Je respirai enfin. Tout n’était pas perdu…

– Affaire ministère public contre Alonzo Martinez, ouvrier maçon au chômage depuis deux ans, accusé de proxénétisme notoire, après récidive. Avocat commis d’office, mademoiselle Yvette Dubanc…

– Monsieur Alonzo Martinez est-il présent?

– Yé souis là, méssié lé jougé! annonça la voix de mon voisin qui s’extirpait de son banc pour se dresser à son tour.

Comment était-ce possible! Moi, un ancien enseignant! Être assis à côté d’un souteneur notoire car tous les souteneurs sont notoires!

– Mademoiselle Jocelyne Dubanc, l’avocate de monsieur, est-elle présente?

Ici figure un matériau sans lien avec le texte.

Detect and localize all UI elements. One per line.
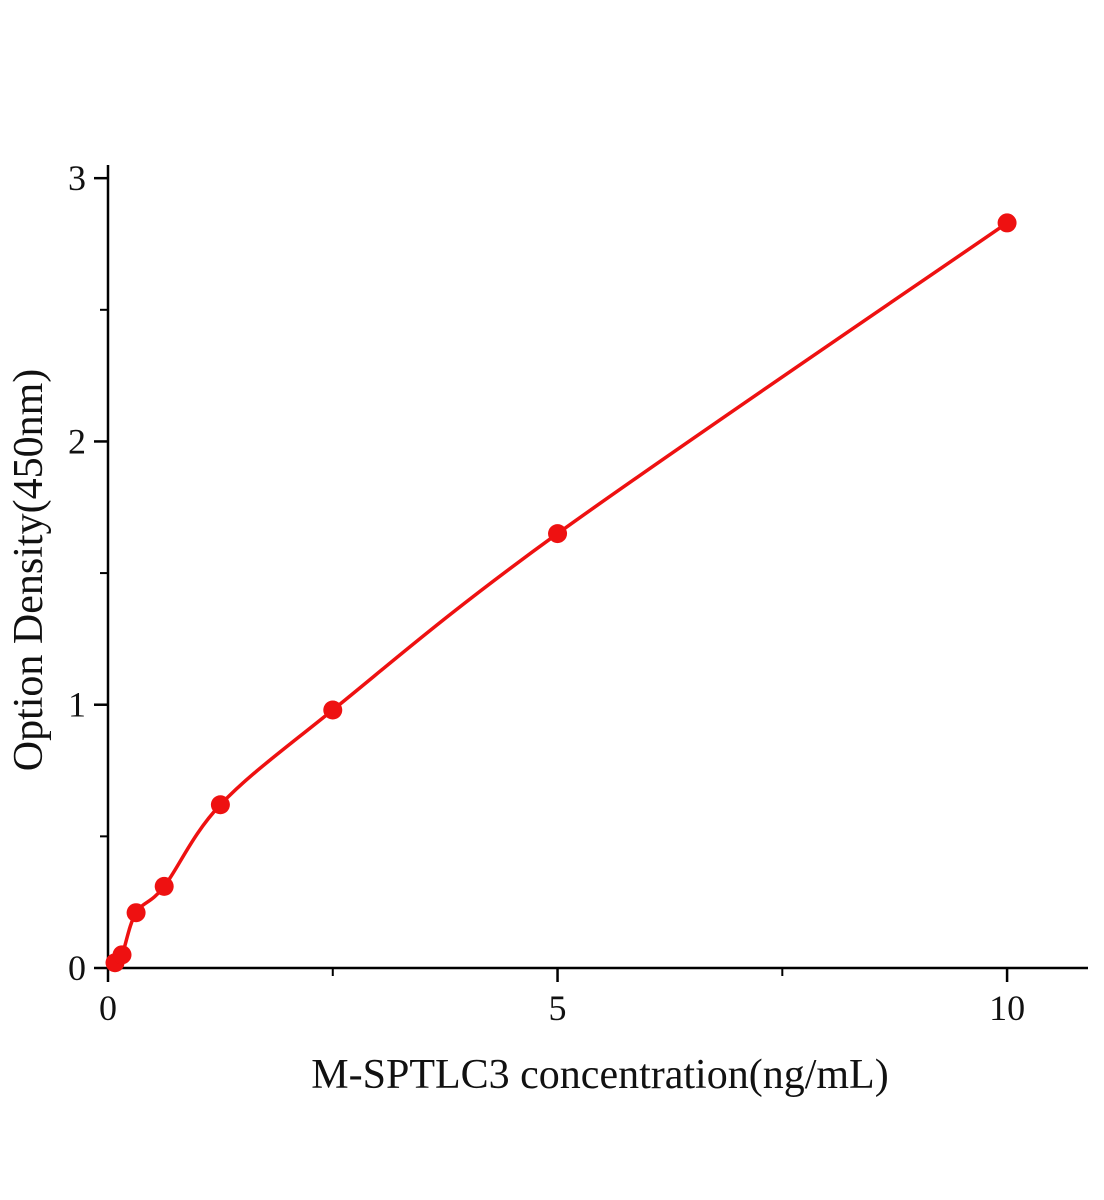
x-tick-label: 0	[99, 988, 117, 1028]
data-point-marker	[154, 876, 174, 896]
x-tick-label: 5	[549, 988, 567, 1028]
data-point-marker	[210, 795, 230, 815]
y-tick-label: 1	[68, 685, 86, 725]
axes-layer	[94, 165, 1088, 982]
data-point-marker	[548, 524, 568, 544]
y-tick-label: 3	[68, 158, 86, 198]
x-tick-label: 10	[989, 988, 1025, 1028]
data-point-marker	[112, 945, 132, 965]
y-axis-label: Option Density(450nm)	[6, 369, 52, 771]
data-point-marker	[323, 700, 343, 720]
data-series-layer	[105, 213, 1017, 973]
data-point-marker	[126, 903, 146, 923]
y-tick-label: 2	[68, 421, 86, 461]
data-point-marker	[997, 213, 1017, 233]
x-axis-label: M-SPTLC3 concentration(ng/mL)	[311, 1052, 888, 1098]
y-tick-label: 0	[68, 948, 86, 988]
tick-labels-layer: 0 5 10 0 1 2 3	[68, 158, 1025, 1028]
series-line	[113, 221, 1009, 965]
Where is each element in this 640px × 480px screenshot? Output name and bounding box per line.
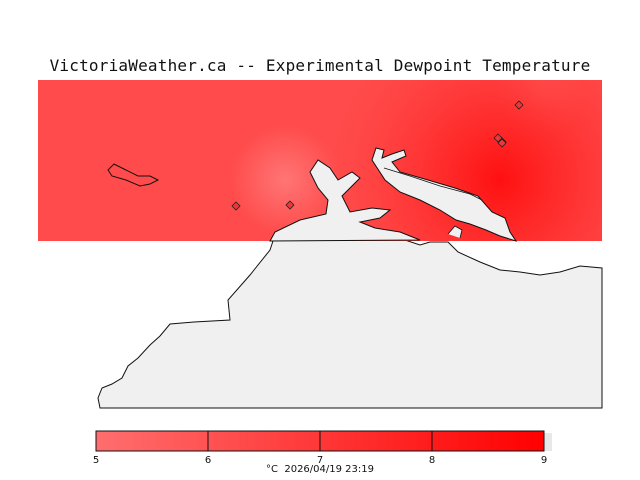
colorbar-tick-label: 9 (541, 455, 547, 466)
inlet-shore (383, 167, 483, 201)
colorbar-tick-label: 7 (317, 455, 323, 466)
colorbar-ticks: 5 6 7 8 9 (93, 431, 547, 466)
station-markers (231, 100, 524, 211)
peninsula-land (269, 159, 421, 242)
dewpoint-field (38, 80, 602, 241)
saanich-inlet-land (371, 147, 518, 242)
station-marker[interactable] (493, 133, 503, 143)
field-warm-area (38, 80, 602, 241)
colorbar-shadow (544, 433, 552, 451)
station-marker[interactable] (285, 200, 295, 210)
timestamp-label: 2026/04/19 23:19 (284, 464, 374, 475)
colorbar-tick-label: 8 (429, 455, 435, 466)
island-west (107, 163, 160, 187)
small-bay (447, 225, 463, 239)
map-title: VictoriaWeather.ca -- Experimental Dewpo… (49, 56, 591, 75)
colorbar-tick-label: 6 (205, 455, 211, 466)
station-marker[interactable] (231, 201, 241, 211)
station-marker[interactable] (514, 100, 524, 110)
colorbar-tick-label: 5 (93, 455, 99, 466)
unit-label: °C (266, 464, 278, 475)
station-marker[interactable] (497, 138, 507, 148)
colorbar-caption: °C 2026/04/19 23:19 (0, 464, 640, 475)
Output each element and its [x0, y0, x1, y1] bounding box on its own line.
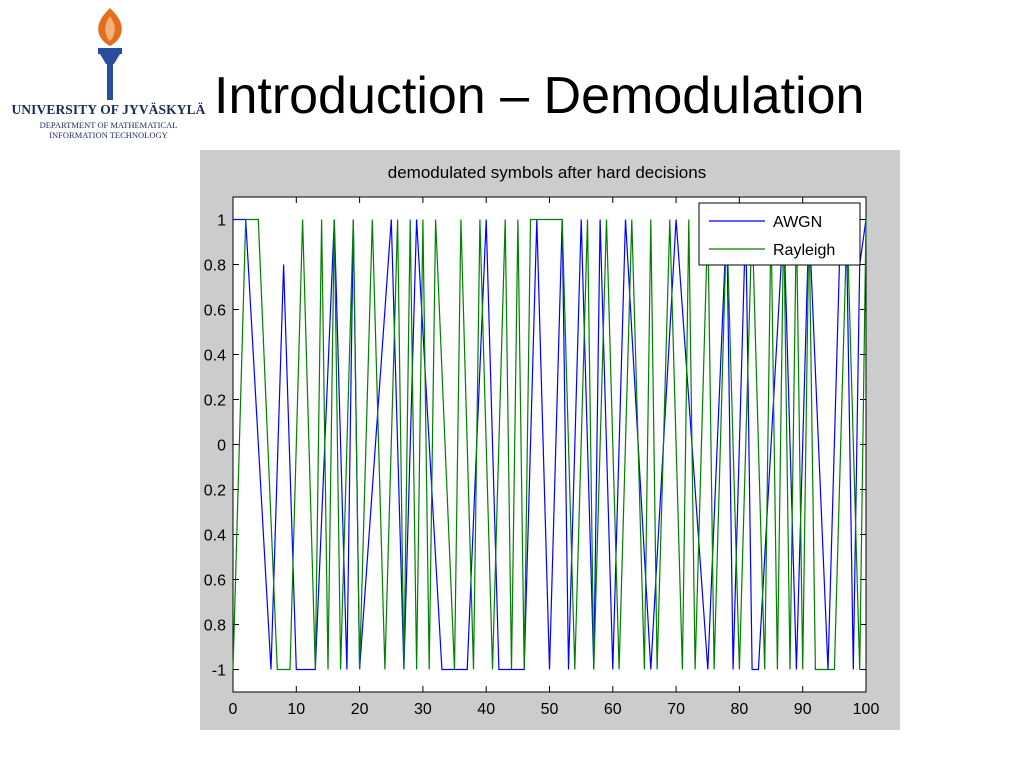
department-line-2: INFORMATION TECHNOLOGY [49, 130, 168, 140]
legend-box [698, 202, 861, 266]
university-logo: UNIVERSITY OF JYVÄSKYLÄ DEPARTMENT OF MA… [6, 6, 206, 146]
x-tick-label: 20 [351, 701, 369, 718]
y-tick-label: -1 [212, 663, 226, 680]
slide-title: Introduction – Demodulation [214, 67, 865, 125]
x-tick-label: 90 [794, 701, 812, 718]
chart-figure: demodulated symbols after hard decisions… [200, 150, 900, 730]
y-tick-label: 0.8 [204, 618, 226, 635]
x-tick-label: 80 [731, 701, 749, 718]
y-tick-label: 0.2 [204, 483, 226, 500]
chart-svg: demodulated symbols after hard decisions… [204, 163, 880, 718]
x-tick-label: 40 [477, 701, 495, 718]
y-tick-label: 0.2 [204, 393, 226, 410]
chart-title: demodulated symbols after hard decisions [388, 163, 706, 182]
plot-area [232, 196, 867, 693]
x-tick-label: 50 [541, 701, 559, 718]
y-tick-label: 0.6 [204, 303, 226, 320]
torch-icon [98, 8, 122, 100]
x-tick-label: 10 [287, 701, 305, 718]
y-tick-label: 1 [217, 213, 226, 230]
x-tick-label: 60 [604, 701, 622, 718]
x-tick-label: 30 [414, 701, 432, 718]
y-tick-label: 0 [217, 438, 226, 455]
series-line-awgn [233, 218, 867, 671]
legend-label-rayleigh: Rayleigh [773, 242, 835, 259]
university-name: UNIVERSITY OF JYVÄSKYLÄ [11, 102, 206, 117]
legend-label-awgn: AWGN [773, 214, 822, 231]
y-tick-label: 0.4 [204, 528, 226, 545]
x-axis: 0 10 20 30 40 50 60 70 80 90 100 [229, 197, 880, 718]
x-tick-label: 100 [853, 701, 880, 718]
series-line-rayleigh [232, 218, 867, 671]
y-tick-label: 0.4 [204, 348, 226, 365]
department-line-1: DEPARTMENT OF MATHEMATICAL [39, 120, 178, 130]
y-tick-label: 0.6 [204, 573, 226, 590]
x-tick-label: 70 [667, 701, 685, 718]
y-axis: 1 0.8 0.6 0.4 0.2 0 0.2 0.4 0.6 0.8 -1 [204, 213, 866, 680]
x-tick-label: 0 [229, 701, 238, 718]
chart-legend: AWGN Rayleigh [698, 202, 861, 266]
series-layer [232, 218, 867, 671]
y-tick-label: 0.8 [204, 258, 226, 275]
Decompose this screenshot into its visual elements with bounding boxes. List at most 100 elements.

– Oui, maître! répondait une voix intimidée et minuscule.

Une frêle jeune fille, une brunette coiffée à la garçon, avec un joli minois, se levait de l’autre côté, du côté des avocats, engoncée dans une robe trop ample pour elle et qui la faisait ressembler à un corbeau fatigué.

– Je crois que c’est la première fois que vous défendez un client? interrogea le juge avec un air bonhomme.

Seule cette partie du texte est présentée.